The documentaries premiered on December 20th, 2011 at the American Brewery in Baltimore, Maryland to a small crowd of politicians, media professionals, and of course the students and their families. The two projects unveiled showed how the students feel about John Hopkins University making drastic changes to East Baltimore Community School, including a new building and name.

The students voiced their concern about the changes being made in their community, and why they are so proud of their school. The first documentary informed as well as entertained, as the students have the chance to express themselves through acting and dance.

For the second documentary, the students had the opportunity to interview policemen and school administrators about the school. “It takes a lot of hard work and practice,” says sixth grade student Joniyah Brinkley about making the documentary. Joniyah had the opportunity to interview East Baltimore Community School principal, Carol De Loatch. When asked about the interview, Joniyah said, “I was scared at first but I just went there and did it.”

East Baltimore Community School student Antonio Faulkner is an unforgettable member of the cast, but admits to being a little shy once off-screen. “I felt good about doing the documentary. I got to express my feelings, and that was important to me.”

James Cotton, site coordinator at Elev8, has been with the same group of kids for over a year and has seen much positive change in the students. “They’re becoming young men and women, they are maturing,” says Cotton. “I started to tell them that we’re all from the same neighborhood, so why should we go fighting each other?”

Some of the middle students in the video production program are already looking ahead to college, like Eric Johnson. “The college I really want to go to is Howard.” Eric plans to be a director, so he was happy to join the video production program. “I would like to make action movies, and music videos. I want to do all kinds of things.”

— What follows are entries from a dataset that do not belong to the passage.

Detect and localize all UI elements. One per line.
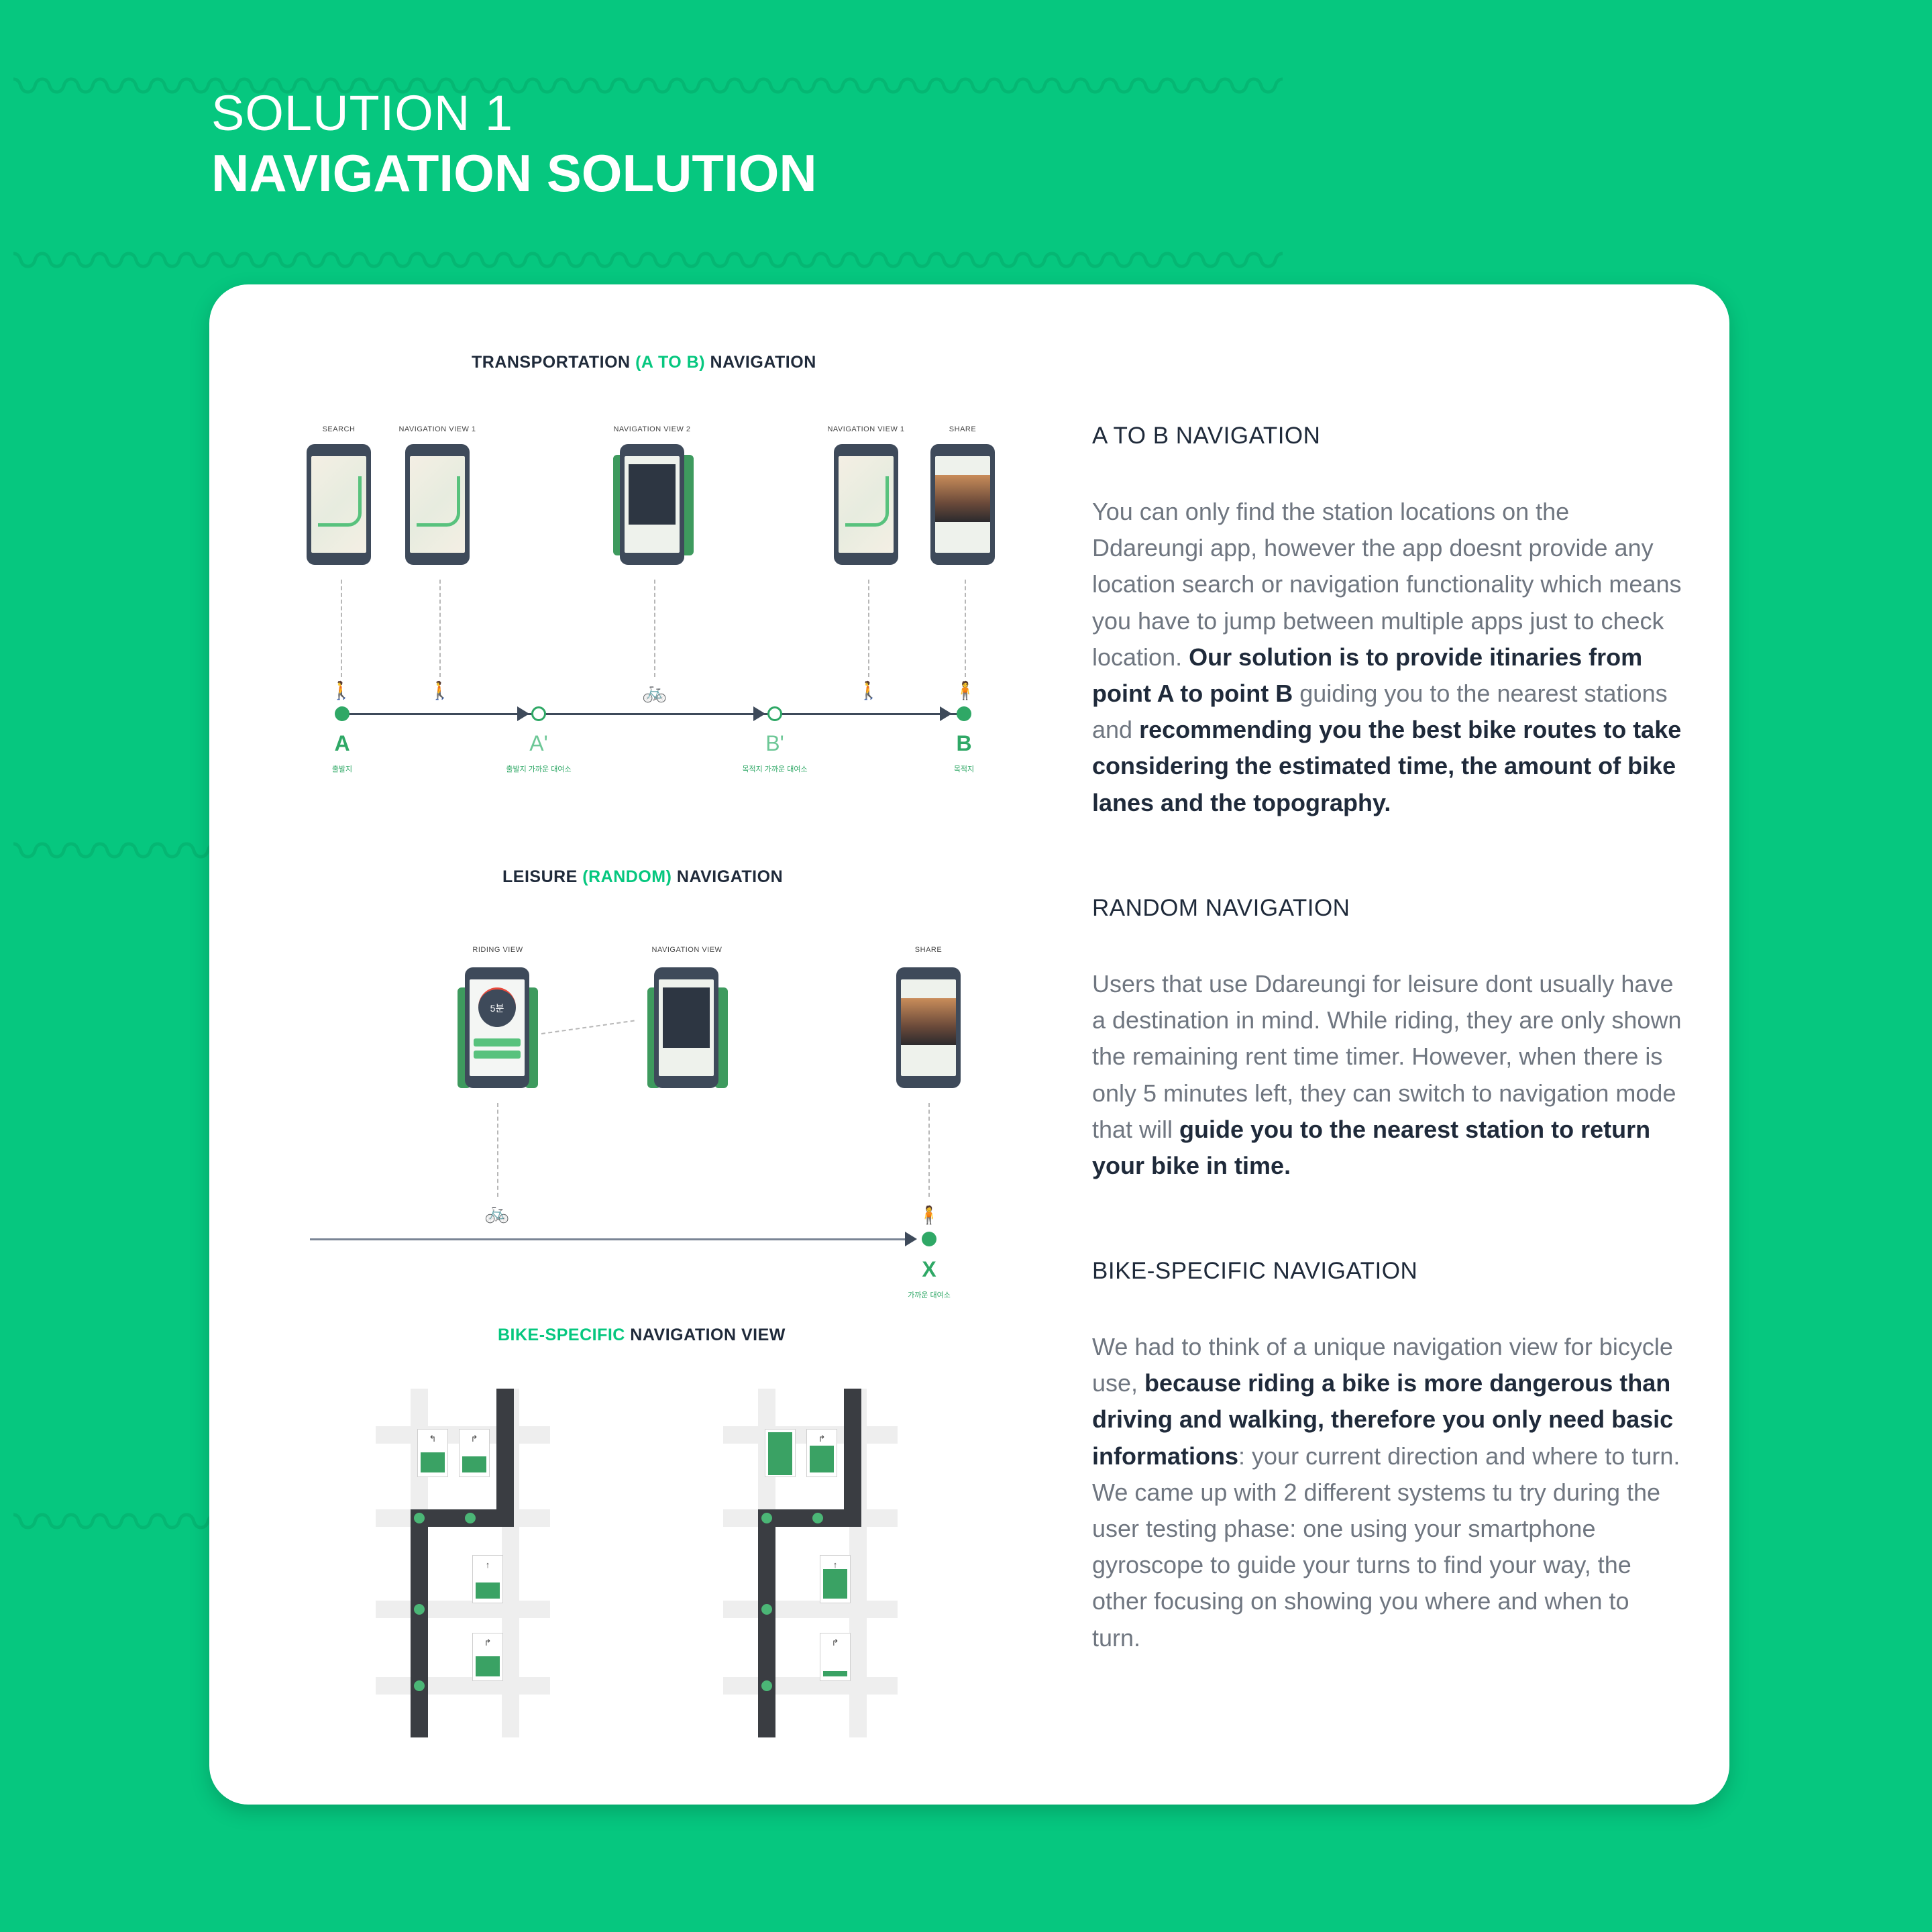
point-b-label: B: [956, 731, 972, 755]
point-b-node: [957, 706, 971, 721]
dashed-connector: [439, 580, 441, 677]
content-card: TRANSPORTATION (A TO B) NAVIGATION SEARC…: [209, 284, 1729, 1805]
ab-navigation-text: You can only find the station locations …: [1092, 498, 1682, 816]
turn-sign: ↱: [820, 1633, 851, 1681]
standing-person-icon: 🧍: [954, 680, 977, 700]
dashed-connector: [341, 580, 342, 677]
route-arrow: [753, 706, 765, 721]
walking-person-icon: 🚶: [330, 680, 353, 700]
walking-person-icon: 🚶: [429, 680, 451, 700]
phone-label: SEARCH: [322, 425, 356, 433]
point-b-prime-caption: 목적지 가까운 대여소: [742, 765, 808, 773]
point-a-prime-node: [531, 706, 546, 721]
point-a-node: [335, 706, 350, 721]
walking-person-icon: 🚶: [857, 680, 880, 700]
point-a-prime-caption: 출발지 가까운 대여소: [506, 765, 572, 773]
bike-nav-map-1: ↰ ↱ ↑ ↱: [376, 1389, 550, 1737]
background-texture: 〰︎〰︎〰︎〰︎〰︎〰︎〰︎〰︎〰︎〰︎〰︎〰︎〰︎〰︎〰︎〰︎〰︎〰︎〰︎〰︎…: [13, 54, 1283, 121]
bike-nav-map-2: ↰ ↱ ↑ ↱: [723, 1389, 898, 1737]
bike-specific-navigation-text: We had to think of a unique navigation v…: [1092, 1333, 1680, 1652]
turn-sign: ↱: [459, 1429, 490, 1477]
point-x-node: [922, 1232, 936, 1246]
bicycle-icon: 🚲: [484, 1201, 510, 1224]
waypoint: [810, 1511, 825, 1525]
phone-navigation-view-1: [834, 444, 898, 565]
point-b-prime-label: B': [765, 731, 784, 755]
transport-section-title: TRANSPORTATION (A TO B) NAVIGATION: [472, 353, 816, 372]
phone-navigation-view-2: [620, 444, 684, 565]
phone-label: RIDING VIEW: [472, 946, 523, 954]
dashed-connector: [965, 580, 966, 677]
phone-navigation-view-1: [405, 444, 470, 565]
turn-sign: ↑: [820, 1555, 851, 1603]
bike-view-section-title: BIKE-SPECIFIC NAVIGATION VIEW: [498, 1326, 786, 1344]
phone-label: SHARE: [914, 946, 943, 954]
dashed-connector: [928, 1103, 930, 1197]
random-navigation-heading: RANDOM NAVIGATION: [1092, 895, 1350, 921]
bike-specific-navigation-heading: BIKE-SPECIFIC NAVIGATION: [1092, 1258, 1418, 1284]
phone-navigation-view: [654, 967, 718, 1088]
point-b-caption: 목적지: [953, 765, 975, 773]
route-arrow: [517, 706, 529, 721]
page-title: NAVIGATION SOLUTION: [211, 144, 817, 203]
phone-riding-view: 5분: [465, 967, 529, 1088]
waypoint: [412, 1511, 427, 1525]
point-a-prime-label: A': [529, 731, 548, 755]
turn-sign: ↰: [417, 1429, 448, 1477]
waypoint: [759, 1602, 774, 1617]
phone-label: NAVIGATION VIEW: [651, 946, 722, 954]
leisure-section-title: LEISURE (RANDOM) NAVIGATION: [502, 867, 784, 886]
rent-timer: 5분: [478, 987, 516, 1027]
phone-label: NAVIGATION VIEW 1: [827, 425, 905, 433]
bicycle-icon: 🚲: [642, 681, 667, 703]
phone-label: NAVIGATION VIEW 1: [398, 425, 476, 433]
route-arrow: [940, 706, 952, 721]
turn-sign: ↰: [765, 1429, 796, 1477]
point-b-prime-node: [767, 706, 782, 721]
dashed-connector: [868, 580, 869, 677]
phone-label: SHARE: [949, 425, 977, 433]
turn-sign: ↑: [472, 1555, 503, 1603]
route-timeline: [342, 713, 965, 715]
route-arrow: [905, 1232, 917, 1246]
phone-share: [896, 967, 961, 1088]
dashed-transition-arrow: [541, 1020, 635, 1034]
standing-person-icon: 🧍: [918, 1205, 941, 1225]
waypoint: [759, 1678, 774, 1693]
waypoint: [412, 1602, 427, 1617]
waypoint: [463, 1511, 478, 1525]
point-x-label: X: [922, 1257, 936, 1281]
point-a-label: A: [334, 731, 350, 755]
waypoint: [759, 1511, 774, 1525]
phone-label: NAVIGATION VIEW 2: [613, 425, 691, 433]
waypoint: [412, 1678, 427, 1693]
phone-search: [307, 444, 371, 565]
point-a-caption: 출발지: [331, 765, 353, 773]
ab-navigation-heading: A TO B NAVIGATION: [1092, 423, 1321, 449]
page-subtitle: SOLUTION 1: [211, 85, 513, 141]
point-x-caption: 가까운 대여소: [908, 1291, 951, 1299]
dashed-connector: [497, 1103, 498, 1197]
page-header: SOLUTION 1 NAVIGATION SOLUTION: [211, 85, 817, 204]
turn-sign: ↱: [472, 1633, 503, 1681]
phone-share: [930, 444, 995, 565]
random-navigation-text: Users that use Ddareungi for leisure don…: [1092, 970, 1682, 1180]
turn-sign: ↱: [806, 1429, 837, 1477]
leisure-timeline: [310, 1238, 915, 1240]
dashed-connector: [654, 580, 655, 677]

Everyone left the Brewery with the sense that the community that they were in, despite the boarded houses and dangerous streets, was beginning to change. Just like the Brewery, a once old and forgotten shell of its former self, was restored through hard work and dedication. Parker and Thomas’s hard work and dedication, by unlocking the potential of East Baltimore Community students, will soon be able to see the neighborhood restored.